Dave Quinton, Minta Lee Rushing, Jonah Ratliff, Sallie Sam Eloise Steen, Garland Spybuck, Dorothy Sunrise, Bert Snell Rosa Mae Stark, Roy Sampsel, Damus Smith, Albert Snell Lucy Tayor, Alex Tohkubbi, Wiley Thornton, Joe Ussery Eliza West, Theodore Willey, Ora Mae Wright, Antwine Wheeler

Josephine Wolfe, Walter White,

Annual Staff Chilocco Band and Orchestra

The student at the upper left hand corner of the picture of the annual staff is my mother's brother, Edward Pensoneau.  During his life time Uncle Ed was successful in the work he did with the Ponca tribe.  He did very much writing which was necessary to help with governmental projects. He lost his wife before his family was completely grown and he finished raising his children alone.  The comment was made, "Truly this man was most devoted to his children and on to their children."  His family was his greatest focus. His children are well educated and successful.

The Chilocco Band and Orchestra.  Counting four from the right, first row, seated is my Mother, Velma Pensoneau Jones. She is the girl in the light coat holding a violin. Velma was an officer in the military school rank of captain. Her vocation was home economics and she worked as a seamstress in the sewing room.  Her skills in sewing have contributed to many of her tribe learning the craft for making their regalia, the total outfit, but mainly the lovely patterns and designs of ribbon work.

She attended classes at Oklahoma University when she was working with O.I.O., Oklahoma for Indian's Opportunity.  At this time she was instrumental in the setting up of many programs that are in action today in the local school system. These all had to do with Native American students sharing their culture with the local citizens through their children in the school.  There has been a greater understanding between the races as a result.

Today there are what are called "Hobbyists".  They take on the duties and responsibilities of learning the accurate culture of the tribe after being adopted by a member of the tribe.  With their knowledge carefully outlined to them they are able to take a part in all aspects of the tribal functions, except, of course, the government.  This allows only card holding tribal members.
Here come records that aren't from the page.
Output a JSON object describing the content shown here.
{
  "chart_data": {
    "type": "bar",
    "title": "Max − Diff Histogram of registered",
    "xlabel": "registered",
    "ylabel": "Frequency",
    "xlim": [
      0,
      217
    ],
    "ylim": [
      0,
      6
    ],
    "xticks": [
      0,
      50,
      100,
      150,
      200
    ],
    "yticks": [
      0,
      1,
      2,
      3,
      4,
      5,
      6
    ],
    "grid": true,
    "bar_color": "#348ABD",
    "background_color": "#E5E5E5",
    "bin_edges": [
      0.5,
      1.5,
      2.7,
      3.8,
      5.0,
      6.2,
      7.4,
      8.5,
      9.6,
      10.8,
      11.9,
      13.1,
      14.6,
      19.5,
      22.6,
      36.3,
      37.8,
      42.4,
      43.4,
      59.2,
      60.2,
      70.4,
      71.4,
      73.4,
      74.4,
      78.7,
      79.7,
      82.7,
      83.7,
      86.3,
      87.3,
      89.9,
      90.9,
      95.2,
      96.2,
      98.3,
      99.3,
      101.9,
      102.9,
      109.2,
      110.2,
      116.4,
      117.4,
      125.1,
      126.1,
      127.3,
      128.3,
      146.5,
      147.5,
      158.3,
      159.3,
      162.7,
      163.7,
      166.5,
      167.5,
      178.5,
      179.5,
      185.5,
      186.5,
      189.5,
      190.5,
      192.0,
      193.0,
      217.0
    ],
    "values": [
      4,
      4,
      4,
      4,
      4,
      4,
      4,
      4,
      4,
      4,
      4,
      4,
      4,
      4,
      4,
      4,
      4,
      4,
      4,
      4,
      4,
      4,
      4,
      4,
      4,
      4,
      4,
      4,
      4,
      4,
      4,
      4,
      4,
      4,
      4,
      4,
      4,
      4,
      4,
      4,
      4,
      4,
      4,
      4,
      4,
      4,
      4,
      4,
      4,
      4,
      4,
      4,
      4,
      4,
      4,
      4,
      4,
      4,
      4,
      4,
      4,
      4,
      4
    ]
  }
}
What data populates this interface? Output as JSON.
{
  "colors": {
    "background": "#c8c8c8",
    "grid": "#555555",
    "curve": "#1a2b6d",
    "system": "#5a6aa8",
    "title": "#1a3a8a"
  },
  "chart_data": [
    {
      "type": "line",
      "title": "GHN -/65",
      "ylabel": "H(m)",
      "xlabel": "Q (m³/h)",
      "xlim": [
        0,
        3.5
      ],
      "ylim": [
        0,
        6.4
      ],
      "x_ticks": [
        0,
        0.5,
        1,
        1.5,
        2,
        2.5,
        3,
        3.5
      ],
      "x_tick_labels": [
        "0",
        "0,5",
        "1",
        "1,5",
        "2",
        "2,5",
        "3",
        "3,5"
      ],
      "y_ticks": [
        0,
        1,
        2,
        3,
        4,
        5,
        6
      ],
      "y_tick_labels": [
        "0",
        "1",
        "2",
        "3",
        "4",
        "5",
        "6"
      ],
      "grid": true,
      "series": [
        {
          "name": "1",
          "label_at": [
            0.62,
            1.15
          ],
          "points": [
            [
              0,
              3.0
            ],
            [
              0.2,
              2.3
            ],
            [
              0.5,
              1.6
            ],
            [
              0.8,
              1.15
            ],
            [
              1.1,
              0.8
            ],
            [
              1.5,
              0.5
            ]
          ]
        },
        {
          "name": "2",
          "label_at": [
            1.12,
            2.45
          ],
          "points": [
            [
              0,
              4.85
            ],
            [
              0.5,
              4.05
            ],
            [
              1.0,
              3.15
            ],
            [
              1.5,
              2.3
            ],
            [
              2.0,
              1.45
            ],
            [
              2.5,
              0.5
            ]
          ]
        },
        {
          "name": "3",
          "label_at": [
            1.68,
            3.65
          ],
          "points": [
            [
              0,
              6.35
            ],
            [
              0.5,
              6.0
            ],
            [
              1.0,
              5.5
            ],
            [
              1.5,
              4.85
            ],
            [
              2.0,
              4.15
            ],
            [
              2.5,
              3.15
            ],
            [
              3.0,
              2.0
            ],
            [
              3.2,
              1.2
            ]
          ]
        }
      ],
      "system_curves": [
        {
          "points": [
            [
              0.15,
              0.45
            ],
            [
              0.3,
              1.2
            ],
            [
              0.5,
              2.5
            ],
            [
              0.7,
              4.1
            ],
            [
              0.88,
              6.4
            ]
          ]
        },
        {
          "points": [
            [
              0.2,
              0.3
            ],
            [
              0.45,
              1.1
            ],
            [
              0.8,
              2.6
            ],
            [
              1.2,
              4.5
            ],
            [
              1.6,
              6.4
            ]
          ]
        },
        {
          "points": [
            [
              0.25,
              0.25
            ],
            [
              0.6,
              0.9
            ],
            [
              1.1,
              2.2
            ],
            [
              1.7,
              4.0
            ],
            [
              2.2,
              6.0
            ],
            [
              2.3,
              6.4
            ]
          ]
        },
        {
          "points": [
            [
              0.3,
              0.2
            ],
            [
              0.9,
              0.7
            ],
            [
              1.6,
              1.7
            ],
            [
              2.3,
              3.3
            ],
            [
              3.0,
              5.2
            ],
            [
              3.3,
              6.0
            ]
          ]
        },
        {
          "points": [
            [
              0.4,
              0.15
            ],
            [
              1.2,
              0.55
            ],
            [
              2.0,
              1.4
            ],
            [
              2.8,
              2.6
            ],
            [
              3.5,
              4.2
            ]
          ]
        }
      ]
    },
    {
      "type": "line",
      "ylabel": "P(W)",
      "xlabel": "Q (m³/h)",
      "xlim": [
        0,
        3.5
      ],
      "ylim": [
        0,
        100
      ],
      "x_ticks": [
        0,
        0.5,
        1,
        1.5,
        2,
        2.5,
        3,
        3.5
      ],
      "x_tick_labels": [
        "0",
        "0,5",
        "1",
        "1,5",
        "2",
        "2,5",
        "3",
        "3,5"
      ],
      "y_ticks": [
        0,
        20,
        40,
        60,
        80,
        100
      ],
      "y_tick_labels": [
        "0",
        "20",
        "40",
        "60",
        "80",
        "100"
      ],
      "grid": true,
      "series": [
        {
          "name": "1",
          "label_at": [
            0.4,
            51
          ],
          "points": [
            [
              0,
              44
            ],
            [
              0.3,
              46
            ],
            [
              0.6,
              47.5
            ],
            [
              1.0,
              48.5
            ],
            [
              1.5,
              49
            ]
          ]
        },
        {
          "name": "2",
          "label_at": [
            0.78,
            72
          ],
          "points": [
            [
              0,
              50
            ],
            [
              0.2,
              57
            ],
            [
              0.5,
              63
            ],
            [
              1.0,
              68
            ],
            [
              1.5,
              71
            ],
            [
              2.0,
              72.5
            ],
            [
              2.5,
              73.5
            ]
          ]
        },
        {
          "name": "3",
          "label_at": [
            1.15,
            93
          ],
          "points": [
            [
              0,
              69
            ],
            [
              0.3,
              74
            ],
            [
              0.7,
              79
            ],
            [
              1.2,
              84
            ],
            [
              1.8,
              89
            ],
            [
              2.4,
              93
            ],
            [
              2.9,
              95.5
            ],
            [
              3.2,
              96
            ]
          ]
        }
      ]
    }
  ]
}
Velma has contributed her time to the educating of numbers of people in this area.  The Hobbyists are of no blood descent but it is difficult to tell that they are not totally Native American.

In this way and other ways she  has completely and totally dedicated her life to the culture of her forefathers and to helping others which she so loves. Before the changing of their lifestyle this sort of dedication was what freed  the Native people from having some who were impoverished or hungry. This interchange kept them physically and emotionally balanced. Unless one has experienced this it is hard to explain.